New Rocna owners allay quality fears, rebuild brand

Rocna stainless steel anchor - ’a small portion were produced in 2010 with shank steel of lower specification’ - CEO of new owner CMP
Rocna Anchors
Heated discussion in the sailing world over whether some of the 'new generation' Rocna Anchors were defective has been countered by an ambit assurance by the new owners of the company. The new owners, Canada Metal Pacifics (CMP), have pledged to replace any 'defective' ground tackle ever produced anywhere in the world.

Rocna is one of a number of 'new generation' anchors which have revolutionised the anchor production industry and given many a cruising sailor a new ability to sleep well at anchor.

In August this year West Marine issued 'product specification notices' to customers who had purchased Rocna anchors since 2010 and posted the notice on its website. West Marine is one of world’s largest distributors of the Rocna, sold in 34 different countries.

The new company, which purchased Rocna last month, say they are hoping to rebuild Rocna's reputation which had become tarnished over build quality.

The West Marine notification stated that certain Rocna anchors were made with a 'weaker grade of steel compared to that published on the Rocna website' and directed customers to Rocna for information regarding the materials and construction of the Rocna anchor. Under its 'No Hassles Guarantee,' West Marine offers a full refund to owners who are not satisfied with their purchase.

West Marine’s offer came after several months of heated online debate over the strength of the shafts of Rocna anchors made in China. Rocna CEO Steve Bambury said that based on recent tests, Rocna could find no cause for a recall. 'The [anchor] chain is going to fall apart long before the anchor ever does,' he said.

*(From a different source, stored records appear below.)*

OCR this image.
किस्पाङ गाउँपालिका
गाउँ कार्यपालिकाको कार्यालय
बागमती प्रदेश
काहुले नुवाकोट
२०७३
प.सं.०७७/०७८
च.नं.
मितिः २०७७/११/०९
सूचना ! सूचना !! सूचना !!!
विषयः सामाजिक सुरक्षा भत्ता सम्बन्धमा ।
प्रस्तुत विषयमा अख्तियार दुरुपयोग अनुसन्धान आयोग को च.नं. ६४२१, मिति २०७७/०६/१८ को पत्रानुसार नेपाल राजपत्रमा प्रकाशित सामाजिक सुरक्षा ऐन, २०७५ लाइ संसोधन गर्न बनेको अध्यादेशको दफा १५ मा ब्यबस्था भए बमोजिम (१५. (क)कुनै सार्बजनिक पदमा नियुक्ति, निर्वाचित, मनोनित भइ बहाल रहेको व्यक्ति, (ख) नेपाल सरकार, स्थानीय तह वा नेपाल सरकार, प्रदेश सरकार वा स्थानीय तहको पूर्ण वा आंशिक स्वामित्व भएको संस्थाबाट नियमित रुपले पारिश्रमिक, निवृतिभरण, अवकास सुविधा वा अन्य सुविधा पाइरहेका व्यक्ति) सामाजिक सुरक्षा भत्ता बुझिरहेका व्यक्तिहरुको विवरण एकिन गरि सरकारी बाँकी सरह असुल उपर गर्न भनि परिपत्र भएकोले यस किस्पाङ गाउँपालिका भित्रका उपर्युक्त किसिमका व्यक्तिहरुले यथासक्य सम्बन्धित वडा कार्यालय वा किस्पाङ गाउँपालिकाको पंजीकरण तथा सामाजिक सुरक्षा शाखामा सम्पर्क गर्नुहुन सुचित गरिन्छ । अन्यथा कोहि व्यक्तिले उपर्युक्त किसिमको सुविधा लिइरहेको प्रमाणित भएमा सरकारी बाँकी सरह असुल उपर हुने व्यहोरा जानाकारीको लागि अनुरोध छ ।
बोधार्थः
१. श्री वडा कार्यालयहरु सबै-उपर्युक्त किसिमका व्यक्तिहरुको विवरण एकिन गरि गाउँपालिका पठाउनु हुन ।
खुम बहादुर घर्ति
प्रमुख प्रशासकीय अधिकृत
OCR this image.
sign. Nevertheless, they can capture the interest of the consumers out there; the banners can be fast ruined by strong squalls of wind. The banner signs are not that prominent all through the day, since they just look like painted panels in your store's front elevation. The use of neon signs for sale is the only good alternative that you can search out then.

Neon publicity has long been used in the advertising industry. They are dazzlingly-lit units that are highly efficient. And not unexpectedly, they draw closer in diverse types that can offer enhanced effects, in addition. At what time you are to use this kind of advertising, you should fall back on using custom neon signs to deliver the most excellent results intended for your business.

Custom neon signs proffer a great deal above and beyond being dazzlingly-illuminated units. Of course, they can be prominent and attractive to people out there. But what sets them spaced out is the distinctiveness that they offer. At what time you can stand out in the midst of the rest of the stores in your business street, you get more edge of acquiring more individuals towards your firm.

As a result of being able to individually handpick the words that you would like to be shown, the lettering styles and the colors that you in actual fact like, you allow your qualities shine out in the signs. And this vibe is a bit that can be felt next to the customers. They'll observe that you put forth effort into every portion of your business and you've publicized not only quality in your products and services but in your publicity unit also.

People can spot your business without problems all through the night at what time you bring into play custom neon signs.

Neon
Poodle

However he admitted that a 'small portion' of anchors manufactured in China during the first quarter of 2010 were made 'using a shank steel with a reduced specification.'

As part of their makeover of the brand, CMP have said that they will ‘find and replace any defective product.' They are also taking over the production process quality responsibility - they have a factory in Ningbo, China as well as Vancouver, Canada and will fight to ‘restore confidence in the classification process.'

The problem with Rocna is one repeated with many marine brands. Once sales reach a certain level worldwide, the temptation to move production facilities to China to cut costs and stay competitive is sometimes overwhelming. The issue in China, and the secret of success, seems to be in supervision and quality control.